Entah bagaimana semuanya semaunya. mempunyai makna tanpa mendiskreditkan sang maha pemilik segalanya. suasana langit sendu selalu mendukungku bercumbu dengan resah yang ambigu. Masalah yang diciptakan begitu sempurna bersarang di otak kanan, entah untuk apa berada didunia ini.
Ketika yang diinginkan hanya ketenangan yang tidak pernah menjadi suatu tenang yang nyata. Dan kemudian mulai merasa gila ketika fajar mengetuk pintu rumah, kebingungan yang berputar-putar ketika terbangun.
Kadang tergeletak pertanyaan mengapa terbangun?

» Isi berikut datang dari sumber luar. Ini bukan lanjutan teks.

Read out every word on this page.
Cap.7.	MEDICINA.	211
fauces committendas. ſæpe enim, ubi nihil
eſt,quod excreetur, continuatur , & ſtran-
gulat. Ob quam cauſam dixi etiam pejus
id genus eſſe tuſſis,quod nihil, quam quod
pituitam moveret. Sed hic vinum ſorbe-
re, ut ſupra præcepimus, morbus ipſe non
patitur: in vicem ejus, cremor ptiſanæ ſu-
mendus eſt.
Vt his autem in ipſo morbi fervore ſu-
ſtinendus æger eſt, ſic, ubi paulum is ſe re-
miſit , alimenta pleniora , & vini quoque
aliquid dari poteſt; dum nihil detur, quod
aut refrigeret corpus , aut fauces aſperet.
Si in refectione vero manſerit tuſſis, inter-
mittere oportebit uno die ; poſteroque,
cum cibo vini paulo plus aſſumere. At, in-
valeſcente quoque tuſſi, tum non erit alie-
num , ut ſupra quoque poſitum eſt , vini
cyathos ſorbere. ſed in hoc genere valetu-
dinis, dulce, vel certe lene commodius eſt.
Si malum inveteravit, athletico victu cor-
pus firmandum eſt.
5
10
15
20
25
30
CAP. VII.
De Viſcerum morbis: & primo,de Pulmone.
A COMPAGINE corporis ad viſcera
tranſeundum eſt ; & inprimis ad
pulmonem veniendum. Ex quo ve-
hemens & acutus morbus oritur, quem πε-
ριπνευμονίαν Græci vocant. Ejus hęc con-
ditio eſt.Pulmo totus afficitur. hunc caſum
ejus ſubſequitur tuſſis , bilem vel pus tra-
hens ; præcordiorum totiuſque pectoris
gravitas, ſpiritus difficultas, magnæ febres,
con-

Untuk apa terbangun? Ketika terbangun membuat resah dan takut yang begitu dalam tentang seperti apa menjalani hidup.
Rasanya belum menemukan kata atau kalimat yang mempunyai makna sempurna untuk menggambarkan kondisi seperti ini, berselancar melalui leksikon super cerdas mahakarya Larry Page. Mencari arti dari kondisi seperti bernafas tapi tidak hidup. Perjalanan yang selalu menimbulkan pertanyaan kenapa dan mencari jawaban apa.
Disela kekosongan pikiran yang terlintas kalimat yang kubaca dari seorang Ry Dimana sebagian dari diriku mati. Aku mati rasa. Jiwaku mati. Adakah kematian yang lebih menakutkan dari jiwa yang mati dalam raga yang hidup?.
Detakan yang berdetak begitu cepat namun nampak ragu seketika menghunus setiap rencana langkah, membuat tertunduk lesu tidak ada tujuan menjalani hidup. bersembunyi dibalik jendela kamar seolah semesta mengurung dan menghakimi.
Seseorang yang mencari pembenaran tentang mengapa ia hidup, bernafas dan bertemu orang-orang super ekstropert dengan jutaan kalimat berbuih, berjalan keluar rumah seperti berjalan ke lain dimensi, begitu asing terlihat.
Terantai dalam dimensi yang sangat asing, dunia yang seharusnya hidup. Entah kenapa hanya ada sentuhan ragu yang terus bersarang dalam benak. Bersama sendu, hitam dan putih menjadikan setiap detik yang terus menerus menghimpit atas nama luka yang terus menganga terus berserapah dan terpatri dalam hati dan menjadi lebam.
Memejamkan mata di bawah langit yang nampak pucat. Berjalan terseok dan kadang terhenti menepi ditrotoar jalan yang nampak lenggang. Pilihannya memilih berhenti atau berhenti memilih.
Selalu ada beberapa hal yang berkaitan dimana hujan, rumah, kaktus, dan kepergian saling menyapa. Petikan rindu yang memecah kalbu, berada dipersimpangan memilih diam sejenak sekedar menghela nafas, melepas dahaga yang tak kunjung reda.
Ketika hujan telah menggenang sebagian kenangan, meraih beberapa memori masa lalu, menggalinya kembali, memunculkannya ketanah, berduri bermekaran, lalu berguguran berserakan dihalaman rumah dengan ragam semut beriringan merekam jejak setiap episode pertama kehidupan.